Bien, vous avez montré plusieurs situations d’utilisations de votre logo. Maintenant, il faut aussi illustrer ce que vous ne désirez pas voir sur votre création :

  1. déformer le logo ;
  2. changer son orientation ;
  3. mettre un logo en relief/3D ;
  4. mettre une lueur externe ;
  5. changer le symbole ;
  6. etc.

À vous de jouer et d’être le pire graphiste, pour une fois, que vous ayez connu.

La police officielle

Votre logo est composé d’un nom, de ce fait, vous utilisez une police précise. Doit-on utiliser cette police partout ? Quelle est la taille, l’interlignage, l’espace avant ou après, etc. Ces derniers points sont à définir pour votre brochure papier et pour votre site internet.
Et à ce titre, si votre police n’est pas une police classique internet, il vous faut spécifier la police alternative. Il existe toutefois de nos jours, les Webfonts (cf. http://www.google.com/webfonts) qui permettent de piocher dans une gamme plus large de polices.

Mises en page et compositions

En créant des templates et des gabarits pour la mise en page, vous pousserez à une bonne pratique et une constante dans l’univers de l’identité que vous avez créé. Vous pouvez définir des modèles pour les brochures papiers tout comme des pages web.
Pour se faire, vous pourriez définir une grille de mise en page. Référez-vous à ces articles sur l’harmonie de la page :

À vous d’étoffer vos connaissances au fil de vos lectures et de vos inspirations.

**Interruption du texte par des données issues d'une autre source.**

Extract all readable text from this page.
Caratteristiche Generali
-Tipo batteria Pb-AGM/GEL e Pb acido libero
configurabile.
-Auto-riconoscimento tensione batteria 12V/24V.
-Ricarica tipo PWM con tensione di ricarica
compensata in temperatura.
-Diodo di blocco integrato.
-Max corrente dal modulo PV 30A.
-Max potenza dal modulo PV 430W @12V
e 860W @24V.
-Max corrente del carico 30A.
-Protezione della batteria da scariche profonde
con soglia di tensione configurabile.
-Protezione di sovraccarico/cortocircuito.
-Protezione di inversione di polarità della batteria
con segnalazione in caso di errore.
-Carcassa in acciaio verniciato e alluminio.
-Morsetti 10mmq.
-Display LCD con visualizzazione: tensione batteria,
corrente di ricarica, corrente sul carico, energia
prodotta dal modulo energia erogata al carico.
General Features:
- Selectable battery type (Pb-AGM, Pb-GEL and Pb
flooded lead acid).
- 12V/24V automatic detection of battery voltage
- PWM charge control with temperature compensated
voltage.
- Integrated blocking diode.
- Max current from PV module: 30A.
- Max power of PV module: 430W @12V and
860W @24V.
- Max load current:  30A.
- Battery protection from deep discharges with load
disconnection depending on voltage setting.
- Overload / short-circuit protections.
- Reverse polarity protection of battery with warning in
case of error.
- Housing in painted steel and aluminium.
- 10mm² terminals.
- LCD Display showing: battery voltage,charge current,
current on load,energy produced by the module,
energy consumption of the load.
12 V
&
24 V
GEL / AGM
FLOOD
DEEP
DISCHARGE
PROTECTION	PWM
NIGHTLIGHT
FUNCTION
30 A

Pour aller plus loin encore…

Les premiers points abordés sont déjà suffisants pour constituer une bonne charte graphique.

Et le texte ?

On parle beaucoup de charte graphique, mais il reste aussi un élément important : le texte. Si vous êtes bon rédacteur, vous pourriez aussi déterminer certaines règles éditoriales simples :

  • Comment écrire des abréviations ;
  • Comment écrire les chiffres et les nombres dans un texte ;
  • Comment écrire une date ;
  • etc.

La signalétique

SI vous avez créé l’identité visuelle d’une entreprise, il peut être bien de créer toute la signalétique de l’entreprise :

  • les panneaux d’indication de direction ;
  • les noms de zone ou de salles ;
  • les portes des pièces fonctionnelles (ascenseurs, toilettes, local technique, etc.) ;
  • l’enseigne à l’entrée de l’entreprise ;

L’iconographie

Préférez vous utiliser des illustrations ? Des photographies ?
Quel est le cadrage pour chaque élément ? Dans le cadre des illustrations, doivent-elles être réalistes ? Schématisées ? En “2D” ? En 3D ? Très colorées ? Etc.
Les photographies : Des photo d’objets ? En gros plan ? Quel thématique pour les photos ? La palette de couleur, etc.
Vous pouvez aussi créer une bibliothèque d’icônes à utiliser selon les besoins dans une brochure papier, ou le site internet.

Conclusion

On peut aller très loin dans une charte graphique. Il vous faudrait quantifier et identifier les besoins de votre client. Il est sûr que vous n’allez pas passer autant d’heures sur le projet d’une entreprise de 300 salariés et le projet d’une entreprise connu de 300 personnes.
Bien entendu, que ce soit pour l’un ou pour l’autre, vous vous devez d’être professionnel et fournir un travail de qualité.